Notice of contention

88    The notice of contention contained two grounds. The first sought to support the primary judges construction of the words may also be. Since we have indicated our agreement with that construction in the course of dealing with ground of appeal 1, there is no need to address this ground of the notice of contention. The second ground of the notice of contention says that the conclusion that Mr King was not covered by the Award was inevitable, and should be affirmed, because a major and substantial aspect of his role fell outside the classifications and therefore outside the Award. We have already disposed of this contention in the course of disposing of the appeal: no major and substantial aspect of Mr Kings role fell outside the classifications on our construction of them.

Disposition

89    The appeal should be upheld, albeit on a basis not clearly articulated in the grounds of appeal. The notice of contention is dismissed. Paragraph 1 of the orders of 18 August 2020 and paragraph 4 of the orders of 21 August 2020 should be set aside. In their place, the questions posed in the orders of 12 December 2019 should be answered as follows:

(1)    Between 29 May 2012 and 28 May 2018, the applicants employment with the first respondent was covered by the Fitness Industry Award 2010.
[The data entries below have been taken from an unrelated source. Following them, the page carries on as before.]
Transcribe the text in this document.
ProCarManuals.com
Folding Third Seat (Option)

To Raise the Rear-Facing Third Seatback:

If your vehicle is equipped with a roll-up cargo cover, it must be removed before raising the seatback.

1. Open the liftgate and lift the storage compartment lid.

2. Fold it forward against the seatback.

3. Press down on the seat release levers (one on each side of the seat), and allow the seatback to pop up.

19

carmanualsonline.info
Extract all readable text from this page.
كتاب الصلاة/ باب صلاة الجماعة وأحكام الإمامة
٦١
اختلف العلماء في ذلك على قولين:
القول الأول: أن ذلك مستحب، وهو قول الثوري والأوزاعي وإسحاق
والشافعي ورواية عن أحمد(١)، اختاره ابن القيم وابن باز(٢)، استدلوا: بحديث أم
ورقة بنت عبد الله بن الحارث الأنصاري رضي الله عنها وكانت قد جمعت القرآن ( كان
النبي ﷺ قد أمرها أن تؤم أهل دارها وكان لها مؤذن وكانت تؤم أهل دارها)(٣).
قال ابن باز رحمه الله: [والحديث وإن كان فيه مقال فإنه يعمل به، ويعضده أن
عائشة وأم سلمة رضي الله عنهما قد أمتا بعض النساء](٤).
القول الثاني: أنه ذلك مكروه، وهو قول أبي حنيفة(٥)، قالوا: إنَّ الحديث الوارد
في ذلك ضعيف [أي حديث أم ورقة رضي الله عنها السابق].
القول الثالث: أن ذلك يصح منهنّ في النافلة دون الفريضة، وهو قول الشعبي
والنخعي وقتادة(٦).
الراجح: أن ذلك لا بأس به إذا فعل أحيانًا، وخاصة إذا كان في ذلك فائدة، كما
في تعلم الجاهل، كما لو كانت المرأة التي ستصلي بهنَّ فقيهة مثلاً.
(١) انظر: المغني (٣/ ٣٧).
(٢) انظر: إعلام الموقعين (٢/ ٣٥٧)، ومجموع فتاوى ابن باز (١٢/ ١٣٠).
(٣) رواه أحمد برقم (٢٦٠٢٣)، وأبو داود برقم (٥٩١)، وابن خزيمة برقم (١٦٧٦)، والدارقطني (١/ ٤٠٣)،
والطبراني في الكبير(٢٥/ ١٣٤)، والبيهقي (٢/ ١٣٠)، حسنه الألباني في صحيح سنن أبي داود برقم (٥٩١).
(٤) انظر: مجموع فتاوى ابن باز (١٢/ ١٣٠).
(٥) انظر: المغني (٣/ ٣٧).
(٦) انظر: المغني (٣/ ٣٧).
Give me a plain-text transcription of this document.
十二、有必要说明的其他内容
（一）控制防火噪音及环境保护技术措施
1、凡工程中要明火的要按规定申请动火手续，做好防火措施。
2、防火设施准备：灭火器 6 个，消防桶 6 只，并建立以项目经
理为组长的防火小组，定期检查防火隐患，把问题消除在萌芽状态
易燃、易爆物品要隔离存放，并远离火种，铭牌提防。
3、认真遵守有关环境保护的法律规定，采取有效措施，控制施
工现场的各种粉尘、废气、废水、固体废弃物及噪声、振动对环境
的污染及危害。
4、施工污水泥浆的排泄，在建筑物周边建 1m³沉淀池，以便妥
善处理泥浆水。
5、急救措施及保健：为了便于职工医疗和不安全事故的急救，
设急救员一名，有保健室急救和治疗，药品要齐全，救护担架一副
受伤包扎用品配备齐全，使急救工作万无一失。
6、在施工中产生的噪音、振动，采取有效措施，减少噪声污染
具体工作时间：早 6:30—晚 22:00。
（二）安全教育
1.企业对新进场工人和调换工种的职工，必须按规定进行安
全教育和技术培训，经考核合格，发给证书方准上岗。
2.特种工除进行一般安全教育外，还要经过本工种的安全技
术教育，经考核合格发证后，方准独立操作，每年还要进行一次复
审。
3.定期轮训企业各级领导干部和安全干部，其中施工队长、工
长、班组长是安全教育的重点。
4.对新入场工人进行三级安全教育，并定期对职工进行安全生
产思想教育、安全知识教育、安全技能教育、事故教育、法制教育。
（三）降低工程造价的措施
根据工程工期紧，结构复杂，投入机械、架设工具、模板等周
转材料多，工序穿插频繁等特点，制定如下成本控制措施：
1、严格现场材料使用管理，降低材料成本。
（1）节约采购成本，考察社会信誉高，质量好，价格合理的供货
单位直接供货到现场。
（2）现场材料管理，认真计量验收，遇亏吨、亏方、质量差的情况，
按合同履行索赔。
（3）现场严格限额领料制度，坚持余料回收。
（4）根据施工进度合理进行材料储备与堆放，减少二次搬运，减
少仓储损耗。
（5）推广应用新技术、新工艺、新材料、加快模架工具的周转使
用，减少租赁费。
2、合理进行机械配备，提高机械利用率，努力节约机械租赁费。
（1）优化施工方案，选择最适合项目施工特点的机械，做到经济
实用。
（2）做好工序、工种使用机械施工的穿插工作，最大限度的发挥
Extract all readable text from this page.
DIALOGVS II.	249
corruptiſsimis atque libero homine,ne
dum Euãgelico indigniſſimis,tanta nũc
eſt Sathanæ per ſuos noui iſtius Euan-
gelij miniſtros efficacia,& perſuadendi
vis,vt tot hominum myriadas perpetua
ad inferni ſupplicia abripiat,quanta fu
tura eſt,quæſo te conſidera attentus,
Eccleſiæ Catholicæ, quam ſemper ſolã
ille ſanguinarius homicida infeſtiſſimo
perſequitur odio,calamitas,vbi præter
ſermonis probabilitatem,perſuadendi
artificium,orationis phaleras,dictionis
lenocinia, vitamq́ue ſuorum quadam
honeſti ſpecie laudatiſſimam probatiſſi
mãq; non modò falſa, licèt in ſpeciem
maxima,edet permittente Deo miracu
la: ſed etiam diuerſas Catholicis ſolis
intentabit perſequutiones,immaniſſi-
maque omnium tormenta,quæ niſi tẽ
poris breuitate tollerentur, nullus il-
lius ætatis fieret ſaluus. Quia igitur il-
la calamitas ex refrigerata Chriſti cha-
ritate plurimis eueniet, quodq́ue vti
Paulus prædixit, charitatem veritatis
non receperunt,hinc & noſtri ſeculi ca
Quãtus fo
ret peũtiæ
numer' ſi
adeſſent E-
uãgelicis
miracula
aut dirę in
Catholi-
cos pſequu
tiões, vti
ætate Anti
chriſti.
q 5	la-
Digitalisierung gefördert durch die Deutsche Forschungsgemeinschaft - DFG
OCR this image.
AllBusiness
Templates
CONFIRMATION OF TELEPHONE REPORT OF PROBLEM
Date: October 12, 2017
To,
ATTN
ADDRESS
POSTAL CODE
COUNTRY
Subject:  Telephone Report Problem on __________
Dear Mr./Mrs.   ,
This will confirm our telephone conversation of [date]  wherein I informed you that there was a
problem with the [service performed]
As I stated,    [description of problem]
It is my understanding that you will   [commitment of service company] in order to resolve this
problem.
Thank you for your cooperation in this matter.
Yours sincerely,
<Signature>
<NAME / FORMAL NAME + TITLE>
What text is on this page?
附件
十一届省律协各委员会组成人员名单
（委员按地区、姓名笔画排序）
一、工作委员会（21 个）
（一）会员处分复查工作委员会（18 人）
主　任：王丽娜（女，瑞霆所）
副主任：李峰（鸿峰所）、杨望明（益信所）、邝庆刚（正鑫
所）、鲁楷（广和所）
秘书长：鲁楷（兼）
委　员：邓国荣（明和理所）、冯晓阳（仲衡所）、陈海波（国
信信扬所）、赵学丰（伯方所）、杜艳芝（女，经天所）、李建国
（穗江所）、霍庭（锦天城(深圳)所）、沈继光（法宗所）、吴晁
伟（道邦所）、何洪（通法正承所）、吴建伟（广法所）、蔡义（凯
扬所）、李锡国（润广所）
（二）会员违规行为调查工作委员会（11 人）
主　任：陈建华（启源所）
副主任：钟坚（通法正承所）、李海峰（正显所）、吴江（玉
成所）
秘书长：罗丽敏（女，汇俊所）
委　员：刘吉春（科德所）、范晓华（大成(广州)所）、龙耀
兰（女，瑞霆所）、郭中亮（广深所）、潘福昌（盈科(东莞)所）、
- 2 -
(2)    The Level 4 classification covered the work that the applicant performed.

90    The matter will be remitted to the primary judge for the trial of the balance of the issues in the proceeding.

91    Mr King did not apply for costs, nor did the Club. Having regard to the terms of s 570 of the Fair Work Act, there will be no order as to costs.

I certify that the preceding ninety-one (91) numbered paragraphs are a true copy of the Reasons for Judgment of the Honourable Justices Collier, Katzmann and Jackson.